Roman Catholic Archdiocese of Poitiers - History

History

Louis Duchesne holds that its earliest episcopal catalogue represents the ecclesiastical tradition of Poitiers in the twelfth century. The catalogue reckons twelve predecessors of Hilary of Poitiers, among them Nectarius, Liberius, and Agon, and among his successors Sts. Quintianus and Maxentius. Duchesne does not doubt the existence of these saints but questions whether they were bishops of Poitiers. According to him, Hilary (350-67 or 8) is the first bishop of whom we have historical evidence.

Among his successors were St. Pientius (c. 544-60); St. Fortunatus (c. 599); St. Peter (1087-1115), exiled by William IX, Count of Poitiers, whose divorce he refused to sanction; Gilbert de la Porrée (1142–54); William Tempier (1184–97), who, as Barbier de Montault has shown, was irregularly venerated as a saint in certain parts of the diocese since he died subsequent to the declaration of Pope Alexander III which reserved canonizations to the Holy See; Blessed Gauthier de Bruges (1278-1306); Arnauld d'Aux (1306–12), made cardinal in 1312; Guy de Malsec (1371-5), who became cardinal in 1375; Simon de Cramaud (1385–91), indefatigable opponent of the antipope Benedict XIII, and who again administered the diocese (1413–23) and became cardinal in 1413; Louis de Bar (1394-5), cardinal in 1397; Jean de la Trémouille (1505-7), cardinal in 1507; Gabriel de Gramont (1532-4), cardinal in 1507; Claude de Longwy de Givry (1538–52), became cardinal in 1533; Antonio Barberini (1652-7), cardinal in 1627; Abbé de Pradt (1805-9), afterwards Archbishop of Mechlin, Louis Pie (1849–80), cardinal in 1879.

St. Emmeram was a native of Poitiers, but according to the Bollandists and Duchesne the documents which make him Bishop of Poitiers (c. 650) are not trustworthy; on the other hand Bernard Sepp (Analec. Boll., VIII) and Dom Chamard claim that he did hold the see, and succeeded Didon, bishop about 666 or 668 according to Dom Chamard.

As early as 312 the Bishop of Poitiers established a school near his cathedral; among its scholars were Hilary, St. Maxentius, Maximus, Bishop of Trier, and his two brothers St. Maximinus of Chinon and St. John of Marne, Paulinus, Bishop of Trier, and the poet Ausonius. In the sixth century Fortunatus taught there, and in the twelfth century intellectual Europe flocked to Poitiers to sit at the feet of Gilbert de la Porrée.
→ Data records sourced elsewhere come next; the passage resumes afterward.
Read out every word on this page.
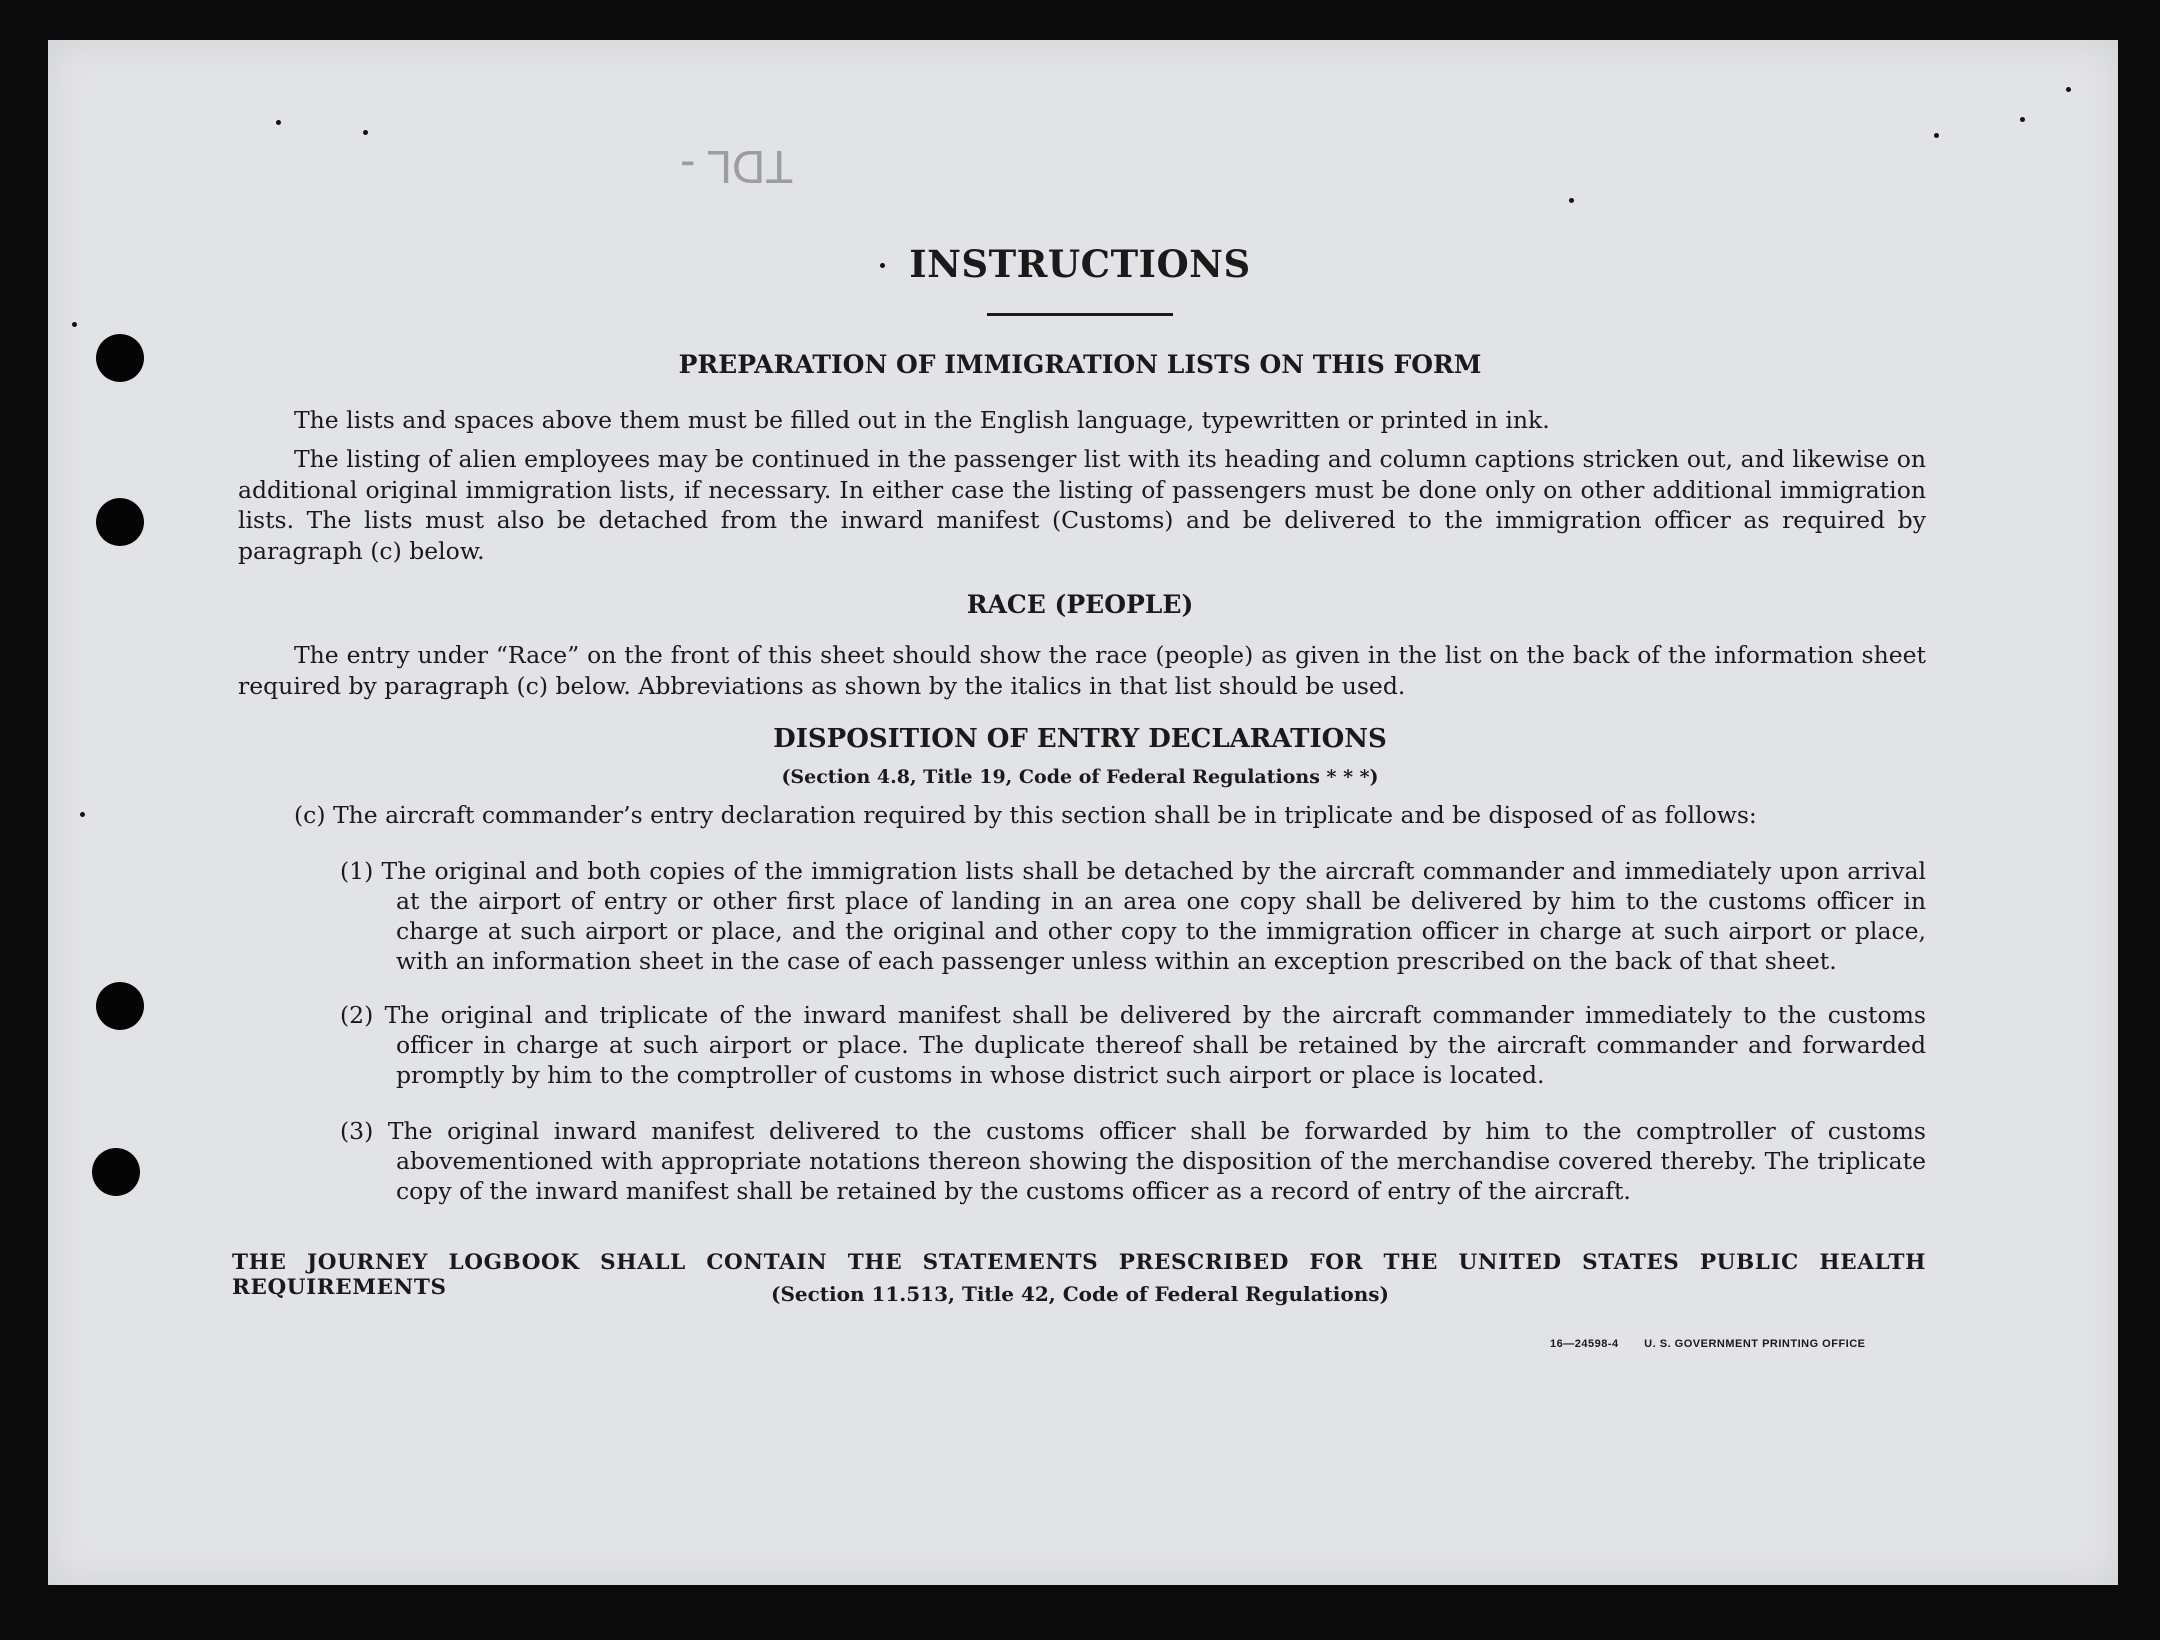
TDL -
INSTRUCTIONS
PREPARATION OF IMMIGRATION LISTS ON THIS FORM
The lists and spaces above them must be filled out in the English language, typewritten or printed in ink.
The listing of alien employees may be continued in the passenger list with its heading and column captions stricken out, and likewise on additional original immigration lists, if necessary. In either case the listing of passengers must be done only on other additional immigration lists. The lists must also be detached from the inward manifest (Customs) and be delivered to the immigration officer as required by paragraph (c) below.
RACE (PEOPLE)
The entry under “Race” on the front of this sheet should show the race (people) as given in the list on the back of the information sheet required by paragraph (c) below. Abbreviations as shown by the italics in that list should be used.
DISPOSITION OF ENTRY DECLARATIONS
(Section 4.8, Title 19, Code of Federal Regulations * * *)
(c) The aircraft commander’s entry declaration required by this section shall be in triplicate and be disposed of as follows:
(1) The original and both copies of the immigration lists shall be detached by the aircraft commander and immediately upon arrival at the airport of entry or other first place of landing in an area one copy shall be delivered by him to the customs officer in charge at such airport or place, and the original and other copy to the immigration officer in charge at such airport or place, with an information sheet in the case of each passenger unless within an exception prescribed on the back of that sheet.
(2) The original and triplicate of the inward manifest shall be delivered by the aircraft commander immediately to the customs officer in charge at such airport or place. The duplicate thereof shall be retained by the aircraft commander and forwarded promptly by him to the comptroller of customs in whose district such airport or place is located.
(3) The original inward manifest delivered to the customs officer shall be forwarded by him to the comptroller of customs abovementioned with appropriate notations thereon showing the disposition of the merchandise covered thereby. The triplicate copy of the inward manifest shall be retained by the customs officer as a record of entry of the aircraft.
THE JOURNEY LOGBOOK SHALL CONTAIN THE STATEMENTS PRESCRIBED FOR THE UNITED STATES PUBLIC HEALTH REQUIREMENTS	(Section 11.513, Title 42, Code of Federal Regulations)
16—24598-4 U. S. GOVERNMENT PRINTING OFFICE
Charles VII of France erected a university at Poitiers, in opposition to Paris, where the majority of the faculty had hailed Henry VI of England, and by Bull of 28 May 1431, Pope Eugene IV approved the new university. In the reign of Louis XII there were in Poitiers no less than four thousand students — French, Italians, Flemings, Scots, and Germans. There were ten colleges attached to the university. In 1540, at the Collège Ste. Marthe, the famous Marc Antoine Muret, whom Gregory XIII called in later years the torch and the pillar of the Roman School, had a chair. The famous Jesuit Maldonatus and five of his confrères went in 1570 to Poitiers to establish a Jesuit college at the request of some of the inhabitants. After two unsuccessful attempts, they were given the Collège Ste. Marthe in 1605. François Garasse, well known for his violent polemics and who died of the plague at Poitiers in 1637, was professor there (1607-8), and had as a pupil Guez de Balzac. Among other students at Poitiers were Achille de Harlay, President de Thou, the poet Joachim du Bellay, the chronicler Brantome Descartes, François Viète the mathematician, and Francis Bacon. In the seventeenth century the Jesuits sought affiliation with the university and in spite of the opposition of the faculties of theology and arts their request was granted. Jesuit ascendancy grew; they united to Ste. Marthe the Collège du Puygareau. Friction between them and the university was continuous, and in 1762 the general laws against them throughout France led to the Society leaving Poitiers. Moreover, from 1674 the Jesuits had conducted at Poitiers a college for clerical students from Ireland.

In 1806 the State reopened the school of law at Poitiers and later the faculties of literature and science. These faculties were raised to the rank of a university in 1896. From 1872 to 1875 Cardinal Pie was engaged in re-establishing the faculty of theology. As a provisional effort he called to teach in his Grand Séminaire three professors from the Collegio Romano, among them Père Schrader, the commentator of the Syllabus, who died at Poitiers in 1875.